I started cloth diapering last week, and after a rough start, I am now getting the hang of it and enjoying it. 
I bought only a small amount to start out - I have Flips and Happy Heinys. I'd like to get some more, but wouldn't mind trying out some new kinds. Can anyone recommend some different brands? :flower:


----------



## mommyof3co

I like Fuzzi Bunz a lot and BumGenius (the AIOs and pockets). I also really like fitteds, especially goodmamas. Check out hyenacart.com there are a lot of great stores on there with WAHMs making diapers


----------



## Vickie

there are several Canadian moms who cloth diaper, might want to ask in the Canadian moms thread in the Groups & Discussions area as well?


----------



## lucy_lu10

Motherease diapers are great!
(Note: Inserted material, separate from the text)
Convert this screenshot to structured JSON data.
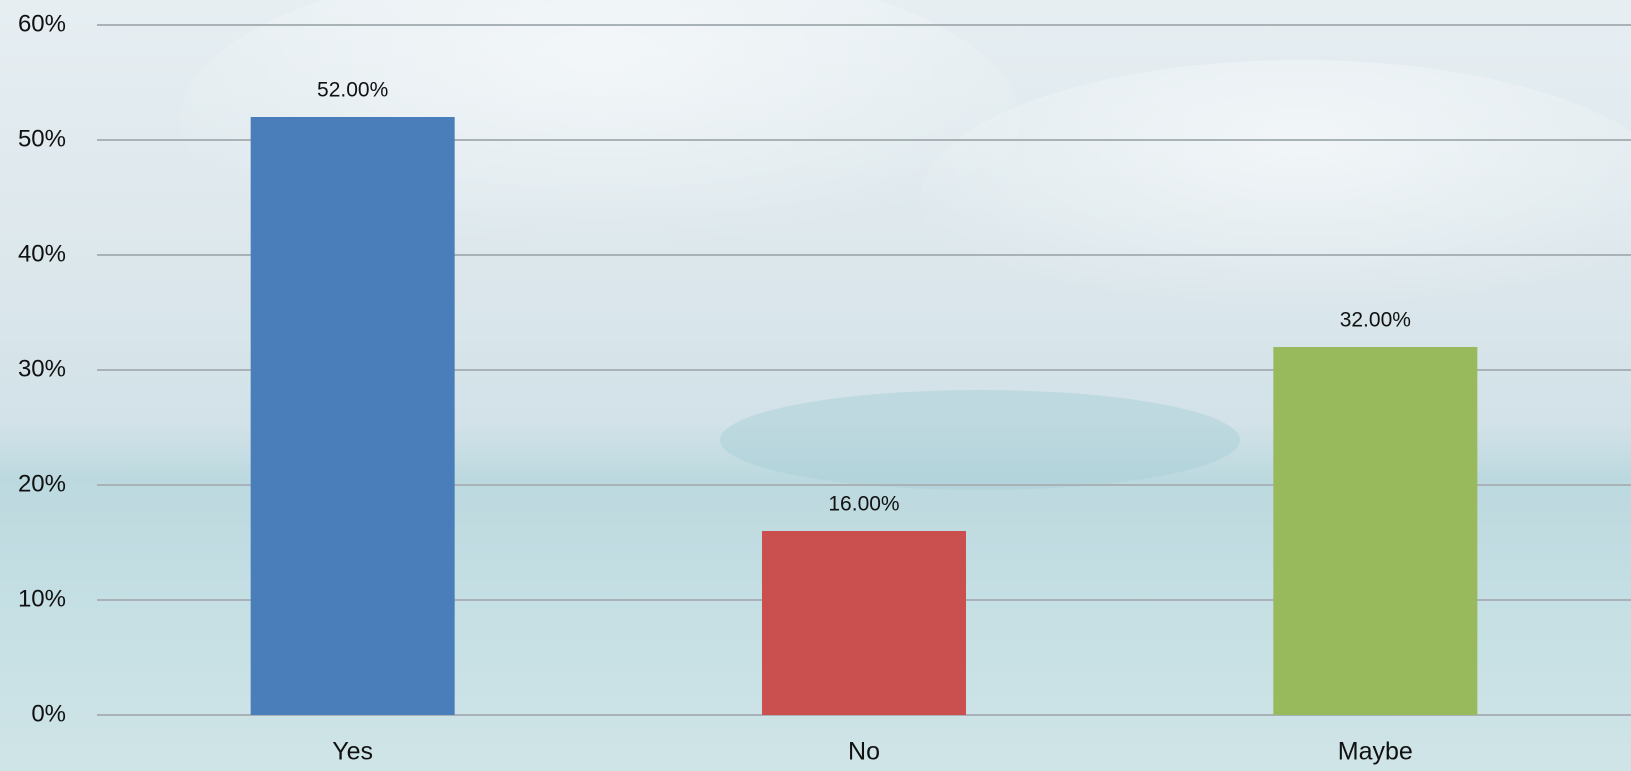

Here's the link:
https://www.mother-ease.com/

I use these diapers on my 1yr old and have never had a leak. Not to mention they're cute, canadian, and relatively cost-friendly. :)


----------



## sun

Hello! :flower:

It can depend on what kind of diapering you are into and the shape of your LO, but I'll tell you what we use! I really like fitteds and covers. I use mostly motherease sandys bamboo fitteds (lucy posted link above), kiwipie bamboo fitteds (these are super cute and pretty trim), and bamboozles + hemp booster for overnight. For covers I almost always use wool soakers (woollybottoms), wool longies. If I want him in regular clothes I use thirsties duo wraps or another regular cover. xx

Edit: The AIOs and fuzzibuns are great too, but never worked well with my LO's body type. Plus now I am totally addicted to wool!


----------



## pattysurveys

Hi, I'm from Canada and I have a stash of mainly Fuzzibunz. I have tried Happy Heinz, BG and a couple of other brands but I love the FB the most. Check out this review if u want more info on the FB: https://onesmileymonkey.blogspot.com/2011/02/fuzzibunz-modern-cloth-diapering.html
Also let me know if u have any questions


----------



## peanut56

^^ Thanks so much! :)


----------



## MissCourtneyP

Is price a factor? My favorite are Blueberry/Swaddlebees. Their AIO have a pocket for additional stuffing if need be, and I love how they fit. And they also have pockets, fitteds, covers, flats and prefolds. They are pricey though.


----------



## parkgirl

I LOVE my bumGenius 4.0 pocket diapers. They are the only ones that fit my baby girls body type. Never had a leak. I have also tried fuzzibunz, but have leaks with those. It really depends on your kiddos body type. What works wonderfully for one might not work so well for another.


----------



## cheese lover

I have several kinds of diapers and what I really like are 
Flip or Thirsties duo wraps with thirsties stay-dry duo inserts, they work great overnight for my LO. I also use Flip stay-dri inserts for daytime.
pockets-I have Kawaiibaby, blueberry, justsimplycloth, maude baby diapers we use them all with one microfiber and one hemp (thirsties) insert. They all work fine.
AIO-my mom made a bunch of AIO's that we use for child care because they're the only diapers I have that are velcro. They work fine but sometimes they wick. I also have 5 bumcheeks. I love them because 2 are denim and way cute and the other 3 are minky.


----------



## stunned

I honestly use Ebay Cheapies, The only difference is that I make my own liners with a blend of cotton, bamboo and terry-cloth layers. I've never had a problem and I don't mind paying a fraction of the cost! I have a stash of 30+ and never spend over $200 :D Whoot! It pays to be cheap


----------